Nel mare del Nord, teatro principale della guerra marittima, non si ebbero scontri importanti, dato il sottrarsi della flotta tedesca. Durante la primavera, flottiglie leggere, talvolta in coincidenza con incursioni aeree, eseguirono qualche attacco di sorpresa sulle coste inglesi e francesi, con scarsissimi risultati. Mentre da parte inglese, in maggio e giu­gno, si rispose con attacchi combinati, terrestri e per navali, alle basi di Osten­da e di Zeebrugge.

 

Un'operazione di qualche rilievo fu quella che una squadra tedesca eseguì nell'ottobre, nel golfo di Riga. Debol­mente ostacolata dalla flotta russa, occupò le isole Dagoe, Mohn ed Oesel, acquistando in tal modo il pieno dominio del Baltico.

 

Se la Germania, però, teneva quasi del tutto inoperosa la sua flotta d'alto mare, tentava di reagire rabbiosamente al blocco dell'Intesa, procla­mando, ai primi dell'anno, l'inasprimento della guerra sottomarina. I risul­tati, nei primi mesi, furono veramente disastrosi per l'Intesa: 540.000 t. di naviglio affondate nel febbraio; 585.444, in marzo; 880.000 in aprile. Ben presto, però, le misure, adottate dagli Al­leati rivelarono la loro efficacia, tanto che le perdite, nei mesi seguenti, seguirono una curva discendente (il minimo, di 280.000 t, si ebbe in novembre) mentre la guerra sottomarina alienava alla Germania le simpatie dei neutrali e determinava l'intervento in guerra degli Stati Uniti d'A­merica.

 

Per quel che riguarda la flotta italiana, è da ricordare che fra la seconda metà del 1916 ed il 1917 ebbero inizio, da parte di audaci ufficiali, tentativi di violazione dei porti nemici, mediante i MAS: imbarcazioni leggere, di naviga­zione e fabbricazione nazionale.

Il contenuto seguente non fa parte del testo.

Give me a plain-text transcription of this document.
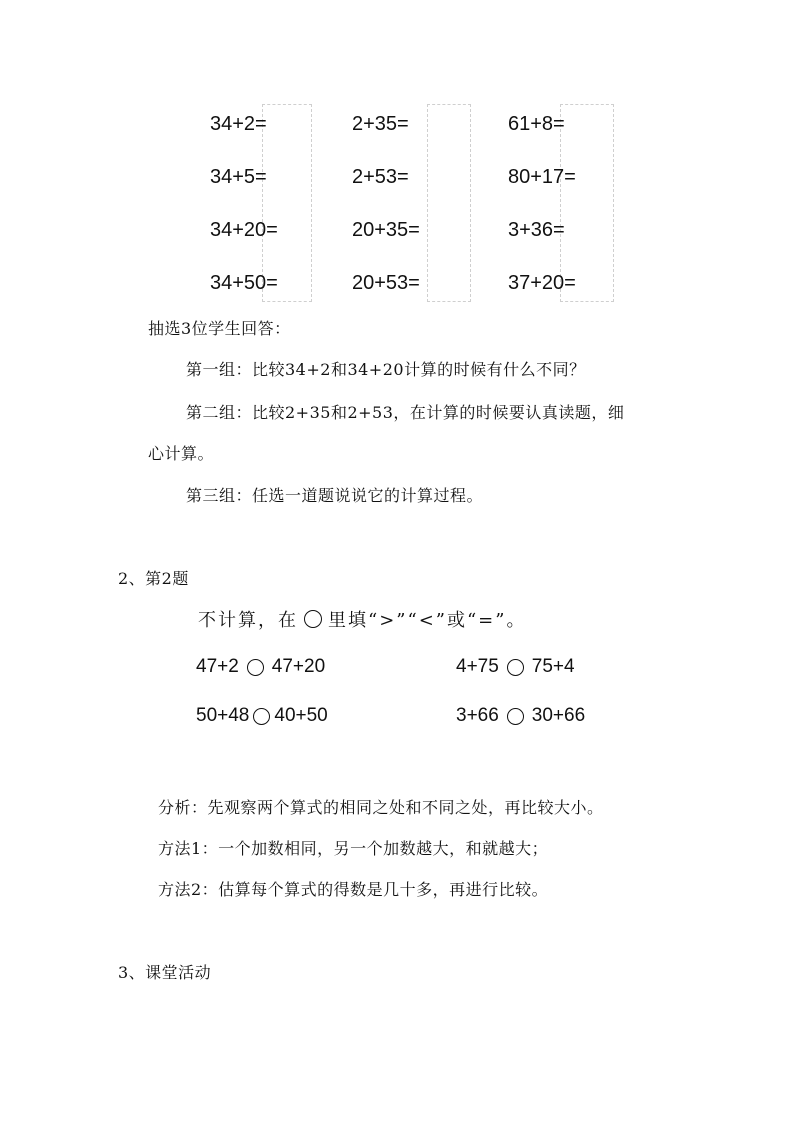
34+2=
34+5=
34+20=
34+50=
2+35=
2+53=
20+35=
20+53=
61+8=
80+17=
3+36=
37+20=
抽选3位学生回答：
第一组：比较34+2和34+20计算的时候有什么不同？
第二组：比较2+35和2+53，在计算的时候要认真读题，细
心计算。
第三组：任选一道题说说它的计算过程。
2、第2题
不计算，在 里填“>”“<”或“=”。
47+2 47+20	4+75 75+4
50+48 40+50	3+66 30+66
分析：先观察两个算式的相同之处和不同之处，再比较大小。
方法1：一个加数相同，另一个加数越大，和就越大；
方法2：估算每个算式的得数是几十多，再进行比较。
3、课堂活动
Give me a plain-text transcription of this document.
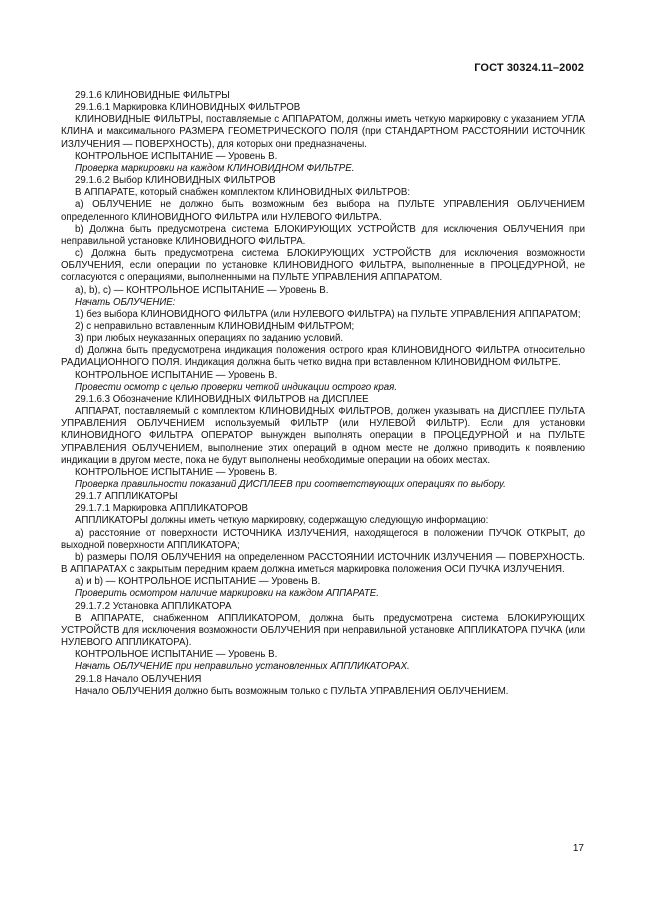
ГОСТ 30324.11–2002

29.1.6 КЛИНОВИДНЫЕ ФИЛЬТРЫ

29.1.6.1 Маркировка КЛИНОВИДНЫХ ФИЛЬТРОВ

КЛИНОВИДНЫЕ ФИЛЬТРЫ, поставляемые с АППАРАТОМ, должны иметь четкую маркировку с указанием УГЛА КЛИНА и максимального РАЗМЕРА ГЕОМЕТРИЧЕСКОГО ПОЛЯ (при СТАНДАРТНОМ РАССТОЯНИИ ИСТОЧНИК ИЗЛУЧЕНИЯ — ПОВЕРХНОСТЬ), для которых они предназначены.

КОНТРОЛЬНОЕ ИСПЫТАНИЕ — Уровень В.

Проверка маркировки на каждом КЛИНОВИДНОМ ФИЛЬТРЕ.

29.1.6.2 Выбор КЛИНОВИДНЫХ ФИЛЬТРОВ

В АППАРАТЕ, который снабжен комплектом КЛИНОВИДНЫХ ФИЛЬТРОВ:

а) ОБЛУЧЕНИЕ не должно быть возможным без выбора на ПУЛЬТЕ УПРАВЛЕНИЯ ОБЛУЧЕНИЕМ определенного КЛИНОВИДНОГО ФИЛЬТРА или НУЛЕВОГО ФИЛЬТРА.

b) Должна быть предусмотрена система БЛОКИРУЮЩИХ УСТРОЙСТВ для исключения ОБЛУЧЕНИЯ при неправильной установке КЛИНОВИДНОГО ФИЛЬТРА.

c) Должна быть предусмотрена система БЛОКИРУЮЩИХ УСТРОЙСТВ для исключения возможности ОБЛУЧЕНИЯ, если операции по установке КЛИНОВИДНОГО ФИЛЬТРА, выполненные в ПРОЦЕДУРНОЙ, не согласуются с операциями, выполненными на ПУЛЬТЕ УПРАВЛЕНИЯ АППАРАТОМ.

a), b), c) — КОНТРОЛЬНОЕ ИСПЫТАНИЕ — Уровень В.

Начать ОБЛУЧЕНИЕ:

1) без выбора КЛИНОВИДНОГО ФИЛЬТРА (или НУЛЕВОГО ФИЛЬТРА) на ПУЛЬТЕ УПРАВЛЕНИЯ АППАРАТОМ;

2) с неправильно вставленным КЛИНОВИДНЫМ ФИЛЬТРОМ;

3) при любых неуказанных операциях по заданию условий.

d) Должна быть предусмотрена индикация положения острого края КЛИНОВИДНОГО ФИЛЬТРА относительно РАДИАЦИОННОГО ПОЛЯ. Индикация должна быть четко видна при вставленном КЛИНОВИДНОМ ФИЛЬТРЕ.

КОНТРОЛЬНОЕ ИСПЫТАНИЕ — Уровень В.

Провести осмотр с целью проверки четкой индикации острого края.

29.1.6.3 Обозначение КЛИНОВИДНЫХ ФИЛЬТРОВ на ДИСПЛЕЕ

АППАРАТ, поставляемый с комплектом КЛИНОВИДНЫХ ФИЛЬТРОВ, должен указывать на ДИСПЛЕЕ ПУЛЬТА УПРАВЛЕНИЯ ОБЛУЧЕНИЕМ используемый ФИЛЬТР (или НУЛЕВОЙ ФИЛЬТР). Если для установки КЛИНОВИДНОГО ФИЛЬТРА ОПЕРАТОР вынужден выполнять операции в ПРОЦЕДУРНОЙ и на ПУЛЬТЕ УПРАВЛЕНИЯ ОБЛУЧЕНИЕМ, выполнение этих операций в одном месте не должно приводить к появлению индикации в другом месте, пока не будут выполнены необходимые операции на обоих местах.

КОНТРОЛЬНОЕ ИСПЫТАНИЕ — Уровень В.

Проверка правильности показаний ДИСПЛЕЕВ при соответствующих операциях по выбору.

29.1.7 АППЛИКАТОРЫ

29.1.7.1 Маркировка АППЛИКАТОРОВ

АППЛИКАТОРЫ должны иметь четкую маркировку, содержащую следующую информацию:

а) расстояние от поверхности ИСТОЧНИКА ИЗЛУЧЕНИЯ, находящегося в положении ПУЧОК ОТКРЫТ, до выходной поверхности АППЛИКАТОРА;

b) размеры ПОЛЯ ОБЛУЧЕНИЯ на определенном РАССТОЯНИИ ИСТОЧНИК ИЗЛУЧЕНИЯ — ПОВЕРХНОСТЬ. В АППАРАТАХ с закрытым передним краем должна иметься маркировка положения ОСИ ПУЧКА ИЗЛУЧЕНИЯ.

а) и b) — КОНТРОЛЬНОЕ ИСПЫТАНИЕ — Уровень В.

Проверить осмотром наличие маркировки на каждом АППАРАТЕ.

29.1.7.2 Установка АППЛИКАТОРА

В АППАРАТЕ, снабженном АППЛИКАТОРОМ, должна быть предусмотрена система БЛОКИРУЮЩИХ УСТРОЙСТВ для исключения возможности ОБЛУЧЕНИЯ при неправильной установке АППЛИКАТОРА ПУЧКА (или НУЛЕВОГО АППЛИКАТОРА).

КОНТРОЛЬНОЕ ИСПЫТАНИЕ — Уровень В.

Начать ОБЛУЧЕНИЕ при неправильно установленных АППЛИКАТОРАХ.

29.1.8 Начало ОБЛУЧЕНИЯ

Начало ОБЛУЧЕНИЯ должно быть возможным только с ПУЛЬТА УПРАВЛЕНИЯ ОБЛУЧЕНИЕМ.

17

Tra essi ricorderemo i capitani di corvetta Costanzo Ciano e Mario Pellegrini, i tenenti Gravina, Berardinelli e Pagano, il martire triestino tenente Nazario Sauro (catturato dagli Austriaci, in occasione dell'incagliamento del sommergibile Pullino, e giustiziato a Pola), il tenente di vascello Luigi Riz­zo, che nella notte dal 9 al 10 dicembre, penetrava, con una sezione di MAS, nel porto di Trieste, e vi silurava la corazzata Wien.

Infine, dopo la ritirata sul Piave, la Marina assunse validamente anche la dife­sa di Venezia.